HomeTravel NewsNorthern Ireland and UK Travel Corridors Close

Northern Ireland and UK Travel Corridors Close

The UK has closed all travel corridors in an effort to decrease the risk of importing the new variant of Covid-19.

The total closure of all travel corridors from Northern Ireland and the UK will come into effect at 4am on Monday, January 18, and comes just a day after the government banned arrivals from 16 Latin American countries and Portugal after the new strain was detected in Brazil.

Speaking at a briefing in Downing Street on Friday evening, Boris Johnson said it was “vital” to take extra measures now “when day by day we are making such strides in protecting the population” and indicated that the measures would remain in place until at least February 15.

“It’s precisely because we have the hope of that vaccine and the risk of new strains coming from overseas that we must take additional steps now to stop those strains from entering the country,” he added.

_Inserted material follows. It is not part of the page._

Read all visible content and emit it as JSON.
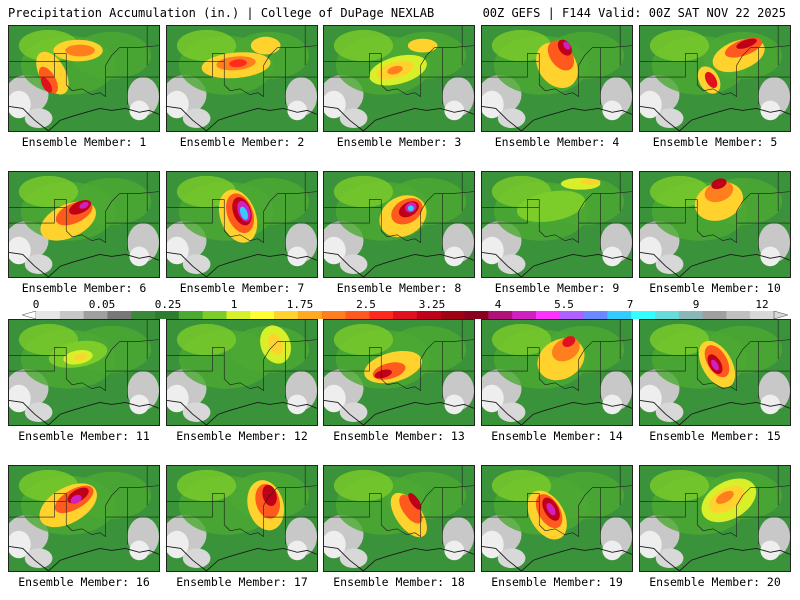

The scrapping of the travel corridor means that all travellers arriving into Northern Ireland and Britain will have to isolate for ten days unless they get a negative result from a test taken at least five days after they enter.

Northern Ireland’s chief medical officer, Dr Michael McBride, said that “it is not possible to predict with any certainty the risk that a particular country or region will be the originator of a variant of concern. This move is designed to provide time within which to reassess the position on international travel and develop a system better able to respond to the risk of new variants, this work will be done in collaboration with the Scottish Government and Welsh Government.”

The Executive is also working with the UK Government to “facilitate urgent conversations with the Irish Government to improve data sharing from Dublin, to minimise the risk of a back door emerging through the land border”.